LONDON, March 29 (Reuters) - London Metal Exchange (LME) zinc recorded a new all-time high of $4,896 per tonne earlier this month, eclipsing the previous 2006 peak of $4,580 per tonne.

True, the March 8 spike was over in a matter of hours and looked very much like the forced close-out of positions to cover margin calls in the LME nickel contract, which was imploding at the time before being suspended.

But zinc has since re-established itself above the $4,000 level, last trading at $4,100 per tonne, amid escalating supply chain tensions.

Russia's invasion of Ukraine, which Moscow calls a special military operation, doesn't have any direct impact on zinc supply as Russian exports are negligible.

But the resulting increase in energy prices is piling more pressure on already struggling European smelters.

European buyers are paying record physical premiums over and above record high LME prices, a tangible sign of scarcity which is now starting to spread to the North American market.

The world is not yet running out of the galvanising metal but a market that even a few months ago was expected to be in comfortable supply surplus is turning out to be anything but.

EUROPEAN POWER-DOWN

One European smelter - Nyrstar's Auby plant in France - has returned to partial production after being shuttered in January due to soaring power costs.

But run-rates across the company's three European smelters with combined annual capacity of 720,000 tonnes will continue to be flexed "with anticipated total production cuts of up to 50%", Nyrstar said.

High electricity prices across Europe mean "it is not economically feasible to operate any of our sites at full capacity", it said.

Still on full care and maintenance is Glencore's 100,000-tonne-per-year Portovesme site in Italy, another power-crisis casualty.

Zinc smelting is an energy-intensive business and these smelters were already in trouble before Russia's invasion sent European electricity prices spiralling yet higher.

Record-high physical premiums, paid on top of the LME cash price, attest to the regional shortage of metal. The premium for special-high-grade zinc at the Belgian port of Antwerp has risen to $450 per tonne from $170 last October before the winter heating crisis kicked in.

The Italian premium has exploded from $215.00 to $462.50 per tonne over the same time frame, according to Fastmarkets.
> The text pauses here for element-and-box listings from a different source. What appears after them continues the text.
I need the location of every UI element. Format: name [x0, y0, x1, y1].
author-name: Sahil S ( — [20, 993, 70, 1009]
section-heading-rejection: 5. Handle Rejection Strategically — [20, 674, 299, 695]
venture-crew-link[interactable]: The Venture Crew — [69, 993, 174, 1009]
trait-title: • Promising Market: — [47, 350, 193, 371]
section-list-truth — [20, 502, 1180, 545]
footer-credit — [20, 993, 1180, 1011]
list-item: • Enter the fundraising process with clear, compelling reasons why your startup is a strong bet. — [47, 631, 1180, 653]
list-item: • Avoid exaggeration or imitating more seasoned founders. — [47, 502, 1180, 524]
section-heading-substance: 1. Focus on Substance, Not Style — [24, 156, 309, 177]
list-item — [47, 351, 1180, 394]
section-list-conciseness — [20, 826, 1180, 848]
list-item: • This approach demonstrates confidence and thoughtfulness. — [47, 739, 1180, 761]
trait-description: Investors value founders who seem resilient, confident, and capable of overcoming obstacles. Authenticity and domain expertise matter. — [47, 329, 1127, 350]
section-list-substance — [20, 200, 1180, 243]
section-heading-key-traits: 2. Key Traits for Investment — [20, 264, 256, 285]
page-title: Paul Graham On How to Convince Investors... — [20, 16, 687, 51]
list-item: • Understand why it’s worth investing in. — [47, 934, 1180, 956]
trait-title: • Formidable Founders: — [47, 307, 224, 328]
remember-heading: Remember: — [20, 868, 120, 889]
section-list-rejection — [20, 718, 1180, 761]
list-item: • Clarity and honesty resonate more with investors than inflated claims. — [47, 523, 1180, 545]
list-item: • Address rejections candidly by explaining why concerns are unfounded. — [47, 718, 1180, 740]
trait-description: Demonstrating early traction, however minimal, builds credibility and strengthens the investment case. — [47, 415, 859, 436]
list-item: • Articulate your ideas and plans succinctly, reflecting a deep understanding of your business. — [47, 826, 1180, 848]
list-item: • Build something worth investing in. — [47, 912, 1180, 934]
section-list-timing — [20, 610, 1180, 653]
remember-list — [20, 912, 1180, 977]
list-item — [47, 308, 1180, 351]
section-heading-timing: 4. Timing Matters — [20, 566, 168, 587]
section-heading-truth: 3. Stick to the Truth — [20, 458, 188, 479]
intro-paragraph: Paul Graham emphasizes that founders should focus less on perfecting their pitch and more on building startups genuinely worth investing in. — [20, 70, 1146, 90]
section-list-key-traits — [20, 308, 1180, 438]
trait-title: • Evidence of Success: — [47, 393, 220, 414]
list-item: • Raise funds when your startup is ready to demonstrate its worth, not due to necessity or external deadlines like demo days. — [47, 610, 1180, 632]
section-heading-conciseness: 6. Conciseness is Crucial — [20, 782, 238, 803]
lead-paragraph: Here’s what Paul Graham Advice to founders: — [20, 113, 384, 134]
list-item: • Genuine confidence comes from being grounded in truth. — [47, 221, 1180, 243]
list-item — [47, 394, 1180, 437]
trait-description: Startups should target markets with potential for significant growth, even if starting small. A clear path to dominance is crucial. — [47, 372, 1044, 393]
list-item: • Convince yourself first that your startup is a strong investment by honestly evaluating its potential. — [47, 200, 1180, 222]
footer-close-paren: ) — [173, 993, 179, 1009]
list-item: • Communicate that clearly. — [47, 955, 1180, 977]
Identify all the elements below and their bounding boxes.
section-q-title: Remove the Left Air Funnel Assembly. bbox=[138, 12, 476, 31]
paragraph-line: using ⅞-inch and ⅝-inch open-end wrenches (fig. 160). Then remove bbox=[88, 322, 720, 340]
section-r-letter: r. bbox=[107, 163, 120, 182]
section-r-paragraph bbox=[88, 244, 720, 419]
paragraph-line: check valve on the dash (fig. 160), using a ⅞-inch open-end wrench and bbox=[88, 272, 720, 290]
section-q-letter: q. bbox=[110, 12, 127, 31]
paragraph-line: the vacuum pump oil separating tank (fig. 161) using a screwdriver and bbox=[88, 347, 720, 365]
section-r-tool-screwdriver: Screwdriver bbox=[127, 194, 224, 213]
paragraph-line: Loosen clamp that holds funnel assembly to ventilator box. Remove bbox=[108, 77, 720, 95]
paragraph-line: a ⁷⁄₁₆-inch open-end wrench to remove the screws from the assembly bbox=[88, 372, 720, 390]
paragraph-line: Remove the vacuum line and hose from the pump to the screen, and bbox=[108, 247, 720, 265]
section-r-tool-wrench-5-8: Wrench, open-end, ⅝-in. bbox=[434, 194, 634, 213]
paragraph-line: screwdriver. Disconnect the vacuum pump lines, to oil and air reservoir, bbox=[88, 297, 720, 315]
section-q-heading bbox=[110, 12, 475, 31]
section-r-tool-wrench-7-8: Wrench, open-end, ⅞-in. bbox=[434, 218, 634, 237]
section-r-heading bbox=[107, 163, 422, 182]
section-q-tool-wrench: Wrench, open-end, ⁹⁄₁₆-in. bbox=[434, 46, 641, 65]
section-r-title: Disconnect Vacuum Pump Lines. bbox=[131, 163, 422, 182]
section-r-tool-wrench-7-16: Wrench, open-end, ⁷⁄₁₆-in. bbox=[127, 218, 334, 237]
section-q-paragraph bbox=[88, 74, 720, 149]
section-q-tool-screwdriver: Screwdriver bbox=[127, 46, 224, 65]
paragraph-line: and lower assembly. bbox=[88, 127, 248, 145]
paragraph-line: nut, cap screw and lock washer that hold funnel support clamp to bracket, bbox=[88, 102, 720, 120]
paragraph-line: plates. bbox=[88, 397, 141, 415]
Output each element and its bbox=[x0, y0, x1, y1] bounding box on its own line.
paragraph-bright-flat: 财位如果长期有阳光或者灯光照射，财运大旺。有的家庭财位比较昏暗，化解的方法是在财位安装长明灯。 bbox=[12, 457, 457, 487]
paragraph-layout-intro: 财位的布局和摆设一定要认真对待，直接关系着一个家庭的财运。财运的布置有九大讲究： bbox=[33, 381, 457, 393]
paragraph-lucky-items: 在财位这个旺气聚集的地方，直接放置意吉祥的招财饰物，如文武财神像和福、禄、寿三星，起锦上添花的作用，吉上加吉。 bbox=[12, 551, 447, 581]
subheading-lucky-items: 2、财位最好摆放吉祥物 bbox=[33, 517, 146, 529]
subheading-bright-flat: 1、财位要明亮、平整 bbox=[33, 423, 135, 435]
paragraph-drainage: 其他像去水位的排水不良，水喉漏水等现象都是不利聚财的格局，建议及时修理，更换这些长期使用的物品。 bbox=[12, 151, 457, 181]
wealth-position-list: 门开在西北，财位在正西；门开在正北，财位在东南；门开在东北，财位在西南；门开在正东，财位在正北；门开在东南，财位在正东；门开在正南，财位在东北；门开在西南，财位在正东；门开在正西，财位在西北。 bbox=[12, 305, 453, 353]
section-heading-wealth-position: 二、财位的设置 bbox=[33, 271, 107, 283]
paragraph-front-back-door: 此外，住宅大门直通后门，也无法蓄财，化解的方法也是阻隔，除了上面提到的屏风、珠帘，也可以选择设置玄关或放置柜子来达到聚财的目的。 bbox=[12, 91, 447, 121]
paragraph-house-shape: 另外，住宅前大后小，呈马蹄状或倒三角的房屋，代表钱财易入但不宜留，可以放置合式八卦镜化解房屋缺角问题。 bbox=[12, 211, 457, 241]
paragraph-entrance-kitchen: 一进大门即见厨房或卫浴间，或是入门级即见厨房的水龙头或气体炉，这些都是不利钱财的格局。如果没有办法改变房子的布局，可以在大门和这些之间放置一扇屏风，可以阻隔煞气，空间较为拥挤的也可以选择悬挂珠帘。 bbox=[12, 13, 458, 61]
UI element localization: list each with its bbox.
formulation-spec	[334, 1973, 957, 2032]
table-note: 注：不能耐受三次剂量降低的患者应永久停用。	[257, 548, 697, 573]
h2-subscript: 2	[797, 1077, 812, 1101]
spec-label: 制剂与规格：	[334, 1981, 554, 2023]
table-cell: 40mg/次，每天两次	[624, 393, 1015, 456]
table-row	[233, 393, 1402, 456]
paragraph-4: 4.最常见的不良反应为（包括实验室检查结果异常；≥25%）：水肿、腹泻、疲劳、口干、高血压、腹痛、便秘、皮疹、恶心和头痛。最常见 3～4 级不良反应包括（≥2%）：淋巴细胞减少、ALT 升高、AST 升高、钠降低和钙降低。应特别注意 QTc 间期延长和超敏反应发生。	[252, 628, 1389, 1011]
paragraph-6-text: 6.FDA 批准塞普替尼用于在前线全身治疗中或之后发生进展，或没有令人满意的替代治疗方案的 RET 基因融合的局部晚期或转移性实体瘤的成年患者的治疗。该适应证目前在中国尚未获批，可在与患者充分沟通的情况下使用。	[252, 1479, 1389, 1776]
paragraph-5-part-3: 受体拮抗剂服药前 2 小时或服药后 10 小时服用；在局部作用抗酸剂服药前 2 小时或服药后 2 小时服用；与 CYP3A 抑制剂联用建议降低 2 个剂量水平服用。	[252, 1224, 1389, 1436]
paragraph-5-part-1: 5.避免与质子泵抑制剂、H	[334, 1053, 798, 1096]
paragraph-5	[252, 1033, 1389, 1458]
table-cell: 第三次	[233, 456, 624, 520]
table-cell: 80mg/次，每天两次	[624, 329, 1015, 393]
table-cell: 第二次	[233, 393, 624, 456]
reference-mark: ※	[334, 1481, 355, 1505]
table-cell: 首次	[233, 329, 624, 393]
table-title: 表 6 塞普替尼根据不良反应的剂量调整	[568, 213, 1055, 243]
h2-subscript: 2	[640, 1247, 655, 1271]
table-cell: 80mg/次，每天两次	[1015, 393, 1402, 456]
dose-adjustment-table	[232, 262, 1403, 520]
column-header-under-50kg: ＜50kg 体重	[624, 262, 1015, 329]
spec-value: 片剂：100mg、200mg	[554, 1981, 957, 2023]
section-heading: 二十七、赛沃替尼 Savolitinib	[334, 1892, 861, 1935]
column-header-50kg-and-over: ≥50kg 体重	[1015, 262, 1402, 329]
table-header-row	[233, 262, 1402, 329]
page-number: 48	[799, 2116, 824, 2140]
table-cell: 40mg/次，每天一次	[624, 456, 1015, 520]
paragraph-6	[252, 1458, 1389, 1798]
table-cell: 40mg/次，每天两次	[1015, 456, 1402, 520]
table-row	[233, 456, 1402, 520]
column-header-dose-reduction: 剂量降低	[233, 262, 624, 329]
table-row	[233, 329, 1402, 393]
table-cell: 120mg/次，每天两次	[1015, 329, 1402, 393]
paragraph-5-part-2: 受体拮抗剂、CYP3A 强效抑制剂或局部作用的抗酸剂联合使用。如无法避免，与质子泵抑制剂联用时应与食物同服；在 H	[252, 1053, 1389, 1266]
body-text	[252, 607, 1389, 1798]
LME warehouses in Europe hold just 500 tonnes of zinc - all of it at the Spanish port of Bilbao and just about all of it bar 25 tonnes cancelled in preparation for physical load-out.

Tightness in Europe is rippling over the Atlantic. Fastmarkets has just hiked its assessment of the U.S. Midwest physical premium by 24% to 26-30 cents per lb ($573-$661 per tonne).

LME-registered stocks in the United States total a low 25,925 tonnes and available tonnage is lower still at 19,825 tonnes. This time last year New Orleans alone held almost 100,000 tonnes of zinc.

REBALANCING ACT

About 80% of the LME's registered zinc inventory is currently located at Asian locations, first and foremost Singapore, which holds 81,950 tonnes.

There is also plenty of metal sitting in Shanghai Futures Exchange warehouses. Registered stocks have seen their usual seasonal Lunar New Year holiday surge, rising from 58,000 tonnes at the start of January to a current 177,826 tonnes.

Quite evidently Asian buyers haven't yet been affected by the unfolding supply crunch in Europe and there is plenty of potential for a wholesale redistribution of stocks from east to west.

This is what happened last year in the lead market, China exporting its surplus to help plug gaps in the Western supply chain. Lead, however, should also serve as a warning that global rebalancing can be a slow, protracted affair due to continuing log-jams in the shipping sector.

MOVING THE GLOBAL DIAL

While there is undoubted slack in the global zinc market, Europe is still big enough a refined metal producer to move the market dial.

The continent accounts for around 16% of global refined output and the loss of production due to the regional energy crisis has upended the zinc market narrative.

When the International Lead and Zinc Study Group (ILZSG) last met in October, it forecast a global supply surplus of 217,000 tonnes for 2021.

That was already a sharp reduction from its earlier April assessment of a 353,000-tonne production overhang.

The Group's most recent calculation https://www.ilzsg.org/static/statistics.aspx?from=5 is that the expected surplus turned into a 194,000-tonne shortfall last year. The difference was almost wholly down to lower-than-forecast refined production growth, which came in at just 0.5% compared with an October forecast of 2.5%.

With Chinese smelters recovering from their own power problems earlier in the year, the fourth-quarter deceleration was largely due to lower run-rates at Europe's smelters.

The ILZSG's monthly statistical updates are inevitably a rear-view mirror but Europe's production losses have continued unabated over the first quarter of 2022.

Moreover, the scale of the shift higher in power pricing, not just spot but along the length of the forward curve, poses a longer-term question mark over the viability of European zinc production.

A redistribution of global stocks westwards can provide some medium-term relief but zinc supply is facing a new structural challenge which is not going away any time soon.

The opinions expressed here are those of the author, a columnist for Reuters.